America - Front
America - Back
By Jake Weston 30th Jul 2012 | 6,636 views
Christopher Nolan’s The Dark Knight was something of an anomaly when it came to superhero blockbusters. Despite starring the world’s most popular superhero and grossing over a billion dollars worldwide, there was no video game tie-in. Now that its highly anticipated follow-up, The Dark Knight Rises, has arrived in theaters, Warner Bros. and Gameloft has rectified this obvious slight against fans worldwide by providing gamers with not only the best Batman game ever made, but also redefining movie-licensed games as we know it, providing the definitive Dark Knight experience.
Nah, I’m just kidding. It’s just another poorly made movie tie-in game.
Unlike the 2005 adaptation of Batman Begins for home consoles, The Dark Knight Rises is made for iOS and Android platforms, attempting to provide mobile gamers with a console-sized experience on the go. And it’s certainly a notable effort. For only about $7, The Dark Knight Rises provides all of Gotham City to explore, as well as being segmented into many indoor levels, producing a large and varied experience that goes through the story of the film while adding a few new segments of its own.
Unfortunately, the experience provided is by and large an underwhelming one. Unsurprisingly, the game takes most of its cues from Batman: Arkham City, but fails to successfully translate its gameplay mechanics onto mobile platforms.

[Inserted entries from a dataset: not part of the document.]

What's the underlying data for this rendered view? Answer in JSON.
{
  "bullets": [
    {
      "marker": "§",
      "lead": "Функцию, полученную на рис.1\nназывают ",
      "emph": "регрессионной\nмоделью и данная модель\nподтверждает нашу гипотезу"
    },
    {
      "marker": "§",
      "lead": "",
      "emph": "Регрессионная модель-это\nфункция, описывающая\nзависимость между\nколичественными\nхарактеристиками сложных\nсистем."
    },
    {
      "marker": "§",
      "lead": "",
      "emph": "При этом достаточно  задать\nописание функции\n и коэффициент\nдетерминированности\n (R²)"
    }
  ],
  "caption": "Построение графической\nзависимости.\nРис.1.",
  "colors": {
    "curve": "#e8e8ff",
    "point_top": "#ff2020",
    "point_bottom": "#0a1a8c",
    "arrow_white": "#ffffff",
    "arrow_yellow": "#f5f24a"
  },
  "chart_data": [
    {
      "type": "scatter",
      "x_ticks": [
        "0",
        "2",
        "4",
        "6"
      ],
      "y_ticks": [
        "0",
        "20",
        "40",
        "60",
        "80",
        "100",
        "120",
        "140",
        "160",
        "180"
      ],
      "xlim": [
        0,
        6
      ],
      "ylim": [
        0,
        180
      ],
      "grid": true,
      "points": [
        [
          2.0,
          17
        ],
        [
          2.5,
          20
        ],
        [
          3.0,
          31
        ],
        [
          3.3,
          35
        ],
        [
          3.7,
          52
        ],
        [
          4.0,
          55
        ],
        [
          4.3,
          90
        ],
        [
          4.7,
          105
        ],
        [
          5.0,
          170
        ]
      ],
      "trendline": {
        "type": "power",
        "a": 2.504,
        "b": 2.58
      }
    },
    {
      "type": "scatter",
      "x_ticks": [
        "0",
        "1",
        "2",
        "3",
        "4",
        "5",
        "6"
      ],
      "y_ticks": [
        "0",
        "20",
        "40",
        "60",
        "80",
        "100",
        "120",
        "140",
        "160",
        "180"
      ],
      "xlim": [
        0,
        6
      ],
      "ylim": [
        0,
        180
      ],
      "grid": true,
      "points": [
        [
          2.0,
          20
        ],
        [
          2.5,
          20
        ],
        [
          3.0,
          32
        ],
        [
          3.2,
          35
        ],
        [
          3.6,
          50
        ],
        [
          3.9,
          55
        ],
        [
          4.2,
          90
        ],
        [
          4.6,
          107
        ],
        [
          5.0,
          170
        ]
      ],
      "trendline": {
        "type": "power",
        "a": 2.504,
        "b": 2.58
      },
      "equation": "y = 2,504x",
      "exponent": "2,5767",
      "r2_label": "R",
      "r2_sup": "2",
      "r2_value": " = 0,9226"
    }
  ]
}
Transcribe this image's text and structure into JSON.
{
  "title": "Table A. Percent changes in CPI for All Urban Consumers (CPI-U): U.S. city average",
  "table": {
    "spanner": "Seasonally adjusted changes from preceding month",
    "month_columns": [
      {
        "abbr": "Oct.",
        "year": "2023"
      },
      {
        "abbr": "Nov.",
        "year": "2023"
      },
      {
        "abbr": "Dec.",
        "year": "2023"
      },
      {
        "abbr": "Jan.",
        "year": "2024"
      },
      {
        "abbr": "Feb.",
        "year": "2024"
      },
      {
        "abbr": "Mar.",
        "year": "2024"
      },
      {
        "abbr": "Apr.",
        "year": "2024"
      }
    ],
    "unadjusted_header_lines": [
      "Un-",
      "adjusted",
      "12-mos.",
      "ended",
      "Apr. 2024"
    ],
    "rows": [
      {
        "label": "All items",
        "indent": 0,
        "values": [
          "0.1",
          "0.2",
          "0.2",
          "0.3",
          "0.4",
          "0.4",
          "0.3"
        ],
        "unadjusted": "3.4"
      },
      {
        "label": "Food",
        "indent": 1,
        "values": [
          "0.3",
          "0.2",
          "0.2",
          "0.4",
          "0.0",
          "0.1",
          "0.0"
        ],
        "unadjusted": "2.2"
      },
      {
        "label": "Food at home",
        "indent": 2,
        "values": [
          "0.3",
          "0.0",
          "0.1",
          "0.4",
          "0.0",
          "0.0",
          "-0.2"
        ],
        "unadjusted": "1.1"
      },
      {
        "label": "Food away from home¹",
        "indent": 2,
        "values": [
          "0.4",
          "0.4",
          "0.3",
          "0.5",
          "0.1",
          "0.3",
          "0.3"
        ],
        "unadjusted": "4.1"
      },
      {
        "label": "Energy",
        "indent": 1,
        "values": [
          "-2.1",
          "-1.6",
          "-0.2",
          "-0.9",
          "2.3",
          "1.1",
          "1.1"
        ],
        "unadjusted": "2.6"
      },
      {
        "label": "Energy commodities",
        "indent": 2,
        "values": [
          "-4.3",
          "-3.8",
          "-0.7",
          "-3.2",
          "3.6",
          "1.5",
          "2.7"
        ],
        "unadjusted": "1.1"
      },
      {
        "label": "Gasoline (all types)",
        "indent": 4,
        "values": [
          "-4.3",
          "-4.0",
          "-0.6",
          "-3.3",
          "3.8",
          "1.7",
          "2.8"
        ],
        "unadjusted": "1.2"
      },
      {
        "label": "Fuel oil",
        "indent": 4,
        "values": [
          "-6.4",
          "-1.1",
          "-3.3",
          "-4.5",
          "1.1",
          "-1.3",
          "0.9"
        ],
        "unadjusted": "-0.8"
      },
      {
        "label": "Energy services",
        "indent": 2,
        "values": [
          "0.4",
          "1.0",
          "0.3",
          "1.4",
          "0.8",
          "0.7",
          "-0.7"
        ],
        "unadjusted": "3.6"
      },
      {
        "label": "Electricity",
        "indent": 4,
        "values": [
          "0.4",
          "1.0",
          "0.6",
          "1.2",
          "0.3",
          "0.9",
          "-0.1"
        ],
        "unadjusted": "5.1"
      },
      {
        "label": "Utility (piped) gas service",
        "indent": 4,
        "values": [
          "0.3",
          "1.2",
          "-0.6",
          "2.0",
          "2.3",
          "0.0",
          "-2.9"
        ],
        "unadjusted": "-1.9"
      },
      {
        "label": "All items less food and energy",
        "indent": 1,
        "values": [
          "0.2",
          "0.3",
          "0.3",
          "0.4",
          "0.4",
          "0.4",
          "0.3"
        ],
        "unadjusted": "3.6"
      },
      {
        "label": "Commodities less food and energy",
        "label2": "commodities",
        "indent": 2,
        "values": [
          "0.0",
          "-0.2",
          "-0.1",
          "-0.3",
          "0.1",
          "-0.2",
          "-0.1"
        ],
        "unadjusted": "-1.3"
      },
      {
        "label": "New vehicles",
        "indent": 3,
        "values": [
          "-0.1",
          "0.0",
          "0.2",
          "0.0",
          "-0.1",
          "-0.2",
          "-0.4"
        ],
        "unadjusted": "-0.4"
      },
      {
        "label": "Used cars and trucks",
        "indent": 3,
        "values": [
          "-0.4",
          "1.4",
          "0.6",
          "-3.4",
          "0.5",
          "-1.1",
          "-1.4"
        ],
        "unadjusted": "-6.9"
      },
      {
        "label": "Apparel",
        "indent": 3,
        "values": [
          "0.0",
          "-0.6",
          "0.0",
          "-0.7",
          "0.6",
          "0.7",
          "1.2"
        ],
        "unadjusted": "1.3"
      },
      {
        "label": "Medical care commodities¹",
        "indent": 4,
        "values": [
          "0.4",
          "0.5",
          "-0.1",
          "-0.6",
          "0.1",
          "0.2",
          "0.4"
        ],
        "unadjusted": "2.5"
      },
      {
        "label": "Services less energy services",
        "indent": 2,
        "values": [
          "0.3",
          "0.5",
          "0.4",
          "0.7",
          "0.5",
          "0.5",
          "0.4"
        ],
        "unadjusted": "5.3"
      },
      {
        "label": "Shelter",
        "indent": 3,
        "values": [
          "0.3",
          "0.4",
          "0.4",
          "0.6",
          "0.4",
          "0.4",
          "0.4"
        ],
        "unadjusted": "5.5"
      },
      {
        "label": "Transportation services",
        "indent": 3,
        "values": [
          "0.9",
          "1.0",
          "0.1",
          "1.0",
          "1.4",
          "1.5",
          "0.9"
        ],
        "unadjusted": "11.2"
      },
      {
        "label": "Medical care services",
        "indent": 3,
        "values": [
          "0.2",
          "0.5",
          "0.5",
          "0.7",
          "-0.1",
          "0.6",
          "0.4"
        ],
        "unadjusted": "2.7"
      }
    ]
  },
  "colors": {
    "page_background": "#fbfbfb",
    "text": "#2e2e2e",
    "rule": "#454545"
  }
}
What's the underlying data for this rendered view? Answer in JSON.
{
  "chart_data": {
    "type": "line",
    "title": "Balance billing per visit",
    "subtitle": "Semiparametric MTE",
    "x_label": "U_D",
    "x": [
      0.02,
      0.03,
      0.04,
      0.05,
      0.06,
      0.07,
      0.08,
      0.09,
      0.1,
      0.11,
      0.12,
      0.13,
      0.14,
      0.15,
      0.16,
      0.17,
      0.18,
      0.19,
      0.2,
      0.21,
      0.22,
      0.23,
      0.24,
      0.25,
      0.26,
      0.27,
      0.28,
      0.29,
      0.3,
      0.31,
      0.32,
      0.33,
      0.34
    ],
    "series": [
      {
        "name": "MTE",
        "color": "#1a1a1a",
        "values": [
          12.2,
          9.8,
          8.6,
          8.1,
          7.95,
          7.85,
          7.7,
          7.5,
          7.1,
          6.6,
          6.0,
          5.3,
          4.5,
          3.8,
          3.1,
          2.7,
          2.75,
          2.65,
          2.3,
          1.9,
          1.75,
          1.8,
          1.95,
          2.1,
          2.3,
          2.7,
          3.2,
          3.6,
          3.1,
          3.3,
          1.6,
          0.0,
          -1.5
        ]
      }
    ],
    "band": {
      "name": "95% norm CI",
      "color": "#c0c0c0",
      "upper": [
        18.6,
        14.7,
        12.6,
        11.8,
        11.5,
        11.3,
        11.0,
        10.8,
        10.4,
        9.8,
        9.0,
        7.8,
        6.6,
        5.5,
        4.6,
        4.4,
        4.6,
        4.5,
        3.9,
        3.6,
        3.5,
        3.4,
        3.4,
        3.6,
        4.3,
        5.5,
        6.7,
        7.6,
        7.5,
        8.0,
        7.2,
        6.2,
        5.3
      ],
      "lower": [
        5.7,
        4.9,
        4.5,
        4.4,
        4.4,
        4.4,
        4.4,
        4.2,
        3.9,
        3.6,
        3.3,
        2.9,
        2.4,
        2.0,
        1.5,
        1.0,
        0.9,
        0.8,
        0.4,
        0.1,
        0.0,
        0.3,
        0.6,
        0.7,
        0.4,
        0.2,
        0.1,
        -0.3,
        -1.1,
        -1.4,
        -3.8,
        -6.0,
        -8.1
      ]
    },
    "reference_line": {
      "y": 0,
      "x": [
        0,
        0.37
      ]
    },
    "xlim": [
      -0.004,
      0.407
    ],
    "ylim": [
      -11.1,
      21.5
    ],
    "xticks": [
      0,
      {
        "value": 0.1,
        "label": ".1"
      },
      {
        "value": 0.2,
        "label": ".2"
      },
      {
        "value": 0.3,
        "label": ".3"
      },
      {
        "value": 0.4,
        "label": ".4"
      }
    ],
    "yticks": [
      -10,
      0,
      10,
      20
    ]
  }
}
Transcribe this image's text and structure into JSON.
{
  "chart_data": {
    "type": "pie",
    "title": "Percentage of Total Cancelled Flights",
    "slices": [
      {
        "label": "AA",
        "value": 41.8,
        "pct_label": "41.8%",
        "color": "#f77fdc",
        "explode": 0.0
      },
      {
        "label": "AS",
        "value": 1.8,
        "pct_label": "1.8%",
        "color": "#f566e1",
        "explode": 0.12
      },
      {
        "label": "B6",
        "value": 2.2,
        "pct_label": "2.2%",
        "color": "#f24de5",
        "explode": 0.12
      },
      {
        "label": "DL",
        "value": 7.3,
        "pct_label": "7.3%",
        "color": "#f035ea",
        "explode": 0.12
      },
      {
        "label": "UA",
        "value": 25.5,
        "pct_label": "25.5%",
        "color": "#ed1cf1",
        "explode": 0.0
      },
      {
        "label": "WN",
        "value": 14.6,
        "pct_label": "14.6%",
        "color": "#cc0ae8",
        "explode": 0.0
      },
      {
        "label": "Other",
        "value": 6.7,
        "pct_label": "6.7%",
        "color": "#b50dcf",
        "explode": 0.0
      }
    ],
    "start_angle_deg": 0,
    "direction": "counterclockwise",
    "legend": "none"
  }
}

As a result, gameplay is mostly spent struggling with clunky movement, simplistic and monotonous combat, and broken vehicle segments.
Like many mobile titles that attempt to mimic console games, The Dark Knight Rises employs “virtual buttons” to emulate traditional control schemes. Also like many mobile games, it is virtually broken. Many times the game has trouble registering your inputs; moving Batman in a three-dimensional space with a virtual joystick simply doesn’t work. This carries over to the various segments featuring Batman’s vehicles, the Bat and the Bat-Pod. Attempting to handle these mechanical monstrosities was undoubtedly the worst vehicle section experience I’ve had in my gaming career.
Combat fairs better, only because it requires the least amount of input to actually succeed. Essentially a simplified version of Arkham City’s combat, Rises’ fighting sections require you only press two buttons: attack and counter. It’s fun in a purely cathartic way, and the Caped Crusader’s fighting animations are great, but it carries none of the depth that made the Arkham games such a blast to play; no combos, no special moves, no gadgets, nothing. Technically, there’s a jump/dodge button, but I’d be hard pressed to say Batman ever did either of those things when the button was pressed during combat.
Outside of combat, Batman carries a number of gadgets, such as his patented Batarangs, grappling hook, smoke bombs, and flashbang and EMP grenades, which can be upgraded through leveling up or by purchasing through microtransactions. The grappling hook is trusty for separating thugs with rifles from the pack, but for some reason the game does not allow you to use your gadgets in the midst of combat, only enabling you to use them on enemies from afar. What’s the point of that?
Frustratingly, the free-roaming sections of the game provide a Grand Theft Auto-style “Wanted” system, where Batman attacking thugs in the street will draw in more waves of enemies with increasing lethality if he is unable to prevent them from sounding an alarm. However, the camera control in the game is so horrid it’s impossible to get a grasp on where any enemy is at any given time, meaning that these encounters will usually last until the player retreats or quits the game out of frustration.
It never ceases to amaze me how far mobile gaming graphics have come, so The Dark Knight Rises’ presentation is definitely impressive. But other than successfully capturing the look and feel of the film, there’s nothing about the art design that really stands out. The game’s voice actors do an admirable job of imitating the cast from the film, though Batman’s gravely-growly voice sounds even more ridiculous than it does in the trilogy. Unfortunately, Bane is exempt from this attention to accuracy, sounding more like a generic thug than his menacing, yet sophisticated, counterpart in the film.
If The Dark Knight Rises gave me anything, it was a severe desire to see Christopher Nolan’s Dark Knight Universe continue into gaming. It’s just too bad they decided to put their resources into making this poorly-conceived mobile version. A full-blown console adaptation of The Dark Knight Rises featuring Arkham City’s gameplay could have the potential to be one of the best movie-licensed games ever. Instead, we're left with a cheap knock-off that neither works as a mobile experience or the console experience it attempts to deliver. I do not recommend The Dark Knight Rises game; if you want to see more of this interpretation of Batman, you’ll just have to stick with the movies.